Oh, and that Easton carbon seat post that's on my cross bike.  It was free to me about 7 or 8 years ago.  There's no crimps or cuts on it where it meets the seat clamp.  It makes no creaks.  While I have seen plenty of carbon seat posts break, this one is working great.  Until it breaks, but hopefully, I will have replaced it by then.  One can hope.  Everything breaks some time.  Even steel.

And I have only ever broken one carbon seat post.  I was working in a shop in Solana Beach.  I had some bike in the work stand.  Clamped by the seat post.  I needed the front wheel higher in the air, so I pulled up on the front wheel.  There was a crack and I was left holding the bike by the front wheel after the rest of the bike disengaged itself from the seat post.  The seat post had been damaged by over-tightening and it just took one little lift and *snap* that was that.  As I recall, the customer wasn't happy that I likely just saved his next ride from limping home with a broken seat post.  Oh well.  Maybe I need a Moots ti post...

My cross bike

*When designed/engineered, installed, maintained, used as intended, and operated in a tightly controlled testing environment.

(What's playing:  The Deep Dark Woods The Ballad of Frank Dupree)

3 comments:

Jim Bangs said...

I can feel your inventory issues, I operate a contractor lumberyard.
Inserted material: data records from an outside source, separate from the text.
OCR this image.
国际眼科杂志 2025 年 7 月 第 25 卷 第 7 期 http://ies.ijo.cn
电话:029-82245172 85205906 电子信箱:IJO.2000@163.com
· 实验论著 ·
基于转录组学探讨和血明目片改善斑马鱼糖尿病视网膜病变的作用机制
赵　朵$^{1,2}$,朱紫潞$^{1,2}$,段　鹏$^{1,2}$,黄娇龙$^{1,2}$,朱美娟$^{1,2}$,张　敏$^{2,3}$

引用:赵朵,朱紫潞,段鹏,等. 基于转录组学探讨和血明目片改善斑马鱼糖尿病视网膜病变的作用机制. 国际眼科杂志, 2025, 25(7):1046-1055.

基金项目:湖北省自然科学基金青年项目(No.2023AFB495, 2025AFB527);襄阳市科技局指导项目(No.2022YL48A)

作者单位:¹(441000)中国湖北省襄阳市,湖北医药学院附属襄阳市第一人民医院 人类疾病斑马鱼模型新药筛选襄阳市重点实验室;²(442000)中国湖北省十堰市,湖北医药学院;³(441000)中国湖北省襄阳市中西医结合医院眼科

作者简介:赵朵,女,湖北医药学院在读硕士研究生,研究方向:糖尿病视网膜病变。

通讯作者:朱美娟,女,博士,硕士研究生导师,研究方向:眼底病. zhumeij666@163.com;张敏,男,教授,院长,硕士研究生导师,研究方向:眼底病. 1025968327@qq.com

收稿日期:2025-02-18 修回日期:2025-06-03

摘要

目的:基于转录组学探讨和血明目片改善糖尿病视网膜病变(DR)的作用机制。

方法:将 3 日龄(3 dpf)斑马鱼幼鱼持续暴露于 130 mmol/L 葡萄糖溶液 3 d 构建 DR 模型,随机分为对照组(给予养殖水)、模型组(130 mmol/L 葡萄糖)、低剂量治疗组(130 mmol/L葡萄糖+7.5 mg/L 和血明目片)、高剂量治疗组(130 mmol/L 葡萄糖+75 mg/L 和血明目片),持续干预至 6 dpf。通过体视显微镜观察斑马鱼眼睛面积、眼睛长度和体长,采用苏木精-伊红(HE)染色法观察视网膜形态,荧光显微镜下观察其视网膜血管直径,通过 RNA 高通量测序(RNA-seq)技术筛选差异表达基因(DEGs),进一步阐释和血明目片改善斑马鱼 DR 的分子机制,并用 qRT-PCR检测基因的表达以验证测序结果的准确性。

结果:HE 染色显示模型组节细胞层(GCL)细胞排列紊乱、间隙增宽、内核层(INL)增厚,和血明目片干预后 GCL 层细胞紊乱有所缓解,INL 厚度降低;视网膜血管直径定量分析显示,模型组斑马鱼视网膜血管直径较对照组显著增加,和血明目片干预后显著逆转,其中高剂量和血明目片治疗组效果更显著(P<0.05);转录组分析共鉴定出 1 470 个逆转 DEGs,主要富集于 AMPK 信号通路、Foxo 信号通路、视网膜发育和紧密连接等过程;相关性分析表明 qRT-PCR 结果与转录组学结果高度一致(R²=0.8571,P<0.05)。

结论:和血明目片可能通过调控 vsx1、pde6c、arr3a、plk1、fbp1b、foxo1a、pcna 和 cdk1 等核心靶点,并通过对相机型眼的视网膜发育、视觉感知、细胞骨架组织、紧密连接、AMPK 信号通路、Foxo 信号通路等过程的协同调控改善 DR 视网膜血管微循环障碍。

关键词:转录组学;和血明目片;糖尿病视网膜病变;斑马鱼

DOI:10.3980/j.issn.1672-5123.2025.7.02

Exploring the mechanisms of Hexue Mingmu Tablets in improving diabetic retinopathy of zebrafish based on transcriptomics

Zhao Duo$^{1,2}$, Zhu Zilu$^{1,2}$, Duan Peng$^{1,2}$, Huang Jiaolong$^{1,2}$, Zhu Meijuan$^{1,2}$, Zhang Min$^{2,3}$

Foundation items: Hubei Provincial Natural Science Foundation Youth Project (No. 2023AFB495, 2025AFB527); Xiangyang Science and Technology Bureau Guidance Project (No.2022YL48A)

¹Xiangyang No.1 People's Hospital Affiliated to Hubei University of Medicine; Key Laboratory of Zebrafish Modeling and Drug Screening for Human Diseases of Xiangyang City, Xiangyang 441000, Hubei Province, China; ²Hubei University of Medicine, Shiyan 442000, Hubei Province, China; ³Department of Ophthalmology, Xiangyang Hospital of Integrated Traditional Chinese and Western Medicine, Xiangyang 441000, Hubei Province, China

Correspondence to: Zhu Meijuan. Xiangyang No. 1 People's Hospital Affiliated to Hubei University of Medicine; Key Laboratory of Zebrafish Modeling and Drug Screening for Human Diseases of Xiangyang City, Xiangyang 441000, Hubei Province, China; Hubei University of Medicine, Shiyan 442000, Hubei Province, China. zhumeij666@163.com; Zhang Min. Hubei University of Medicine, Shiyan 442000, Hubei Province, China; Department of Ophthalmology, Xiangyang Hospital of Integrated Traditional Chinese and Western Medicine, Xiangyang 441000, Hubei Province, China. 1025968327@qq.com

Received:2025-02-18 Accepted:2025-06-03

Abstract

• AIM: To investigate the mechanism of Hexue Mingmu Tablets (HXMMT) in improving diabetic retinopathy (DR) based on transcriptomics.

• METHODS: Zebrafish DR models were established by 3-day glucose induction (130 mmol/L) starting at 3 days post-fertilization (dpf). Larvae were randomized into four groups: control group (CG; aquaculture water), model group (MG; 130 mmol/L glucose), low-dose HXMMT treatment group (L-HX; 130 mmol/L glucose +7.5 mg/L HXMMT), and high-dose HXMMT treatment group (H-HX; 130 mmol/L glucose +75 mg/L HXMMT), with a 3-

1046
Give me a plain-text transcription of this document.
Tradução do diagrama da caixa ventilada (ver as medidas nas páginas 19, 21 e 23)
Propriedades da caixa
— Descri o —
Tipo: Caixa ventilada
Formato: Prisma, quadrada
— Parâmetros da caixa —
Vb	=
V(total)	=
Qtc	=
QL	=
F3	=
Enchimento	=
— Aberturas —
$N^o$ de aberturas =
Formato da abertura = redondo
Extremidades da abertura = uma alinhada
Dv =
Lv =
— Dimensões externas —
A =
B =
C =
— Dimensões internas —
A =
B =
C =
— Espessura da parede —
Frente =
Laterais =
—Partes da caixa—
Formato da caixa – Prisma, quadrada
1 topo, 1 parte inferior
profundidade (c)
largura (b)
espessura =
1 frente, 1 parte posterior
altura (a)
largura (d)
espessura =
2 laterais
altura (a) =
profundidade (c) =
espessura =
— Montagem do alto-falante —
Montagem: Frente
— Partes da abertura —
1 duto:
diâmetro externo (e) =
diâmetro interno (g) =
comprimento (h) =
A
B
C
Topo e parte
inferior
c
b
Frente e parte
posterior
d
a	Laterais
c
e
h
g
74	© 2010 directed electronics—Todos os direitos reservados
At least for me they don't suddenly change the graphics on a 2x4 so the stock you have becomes last years model and "obsolete".
When I first got out of college (late 70's) I spent four winters teaching skiing and the same thing was going on in the ski manufacturing business. It was all being driven by the world cup skiers and the equipment they used. I can't tell you how many guys showed up for beginner lessons with super stiff high end downhill boots and skis that they could not turn if they had super powers. I see many similarities in bike shops now. Bike choices by the manufacturers driven by TdF riders. The ski business has finally figured out how to offer all skiers products, it seems like to me the bike business is starting to expand and offer choices for consumers. It took the snowboaders to turn things around for the ski business, maybe it is the fat bikes and adventure bikes that will turn it around for the bike business. Anyway....just some thoughts that your blog got moving in my head!
I recently changed my road bike tires from 25's up to 32's. It is not a carbon frame, a lower end alu frame, But because of its lower end status it had room to run the bigger tires and wow!, what a nice upgrade in ride quality. I'll never be a "fast fred" so quality of the ride is important for me. My touring bike and my mountain bike are Steel, quality of the ride is #1 priority, especially for the LHT.
Good blog! THanks for posting!!
Jim

Tim Joe Comstock said...

After posing my original question, Mike, I dove into the septic wastes of the forums. The general consensus seemed to be that mixing carbon and steel will further hasten the advent of the Zombie Apocalypse and make your bicycle explode. Carbon and titanium, however, not so much. But mostly I am surprised at the lack of response to your post. I would have expected a flood of comments comparable to a helmet or Lance topic. Maybe it's because the tour has started...

tj

Tim said...

You def need a Moots ti post, for the sake of the chidrens.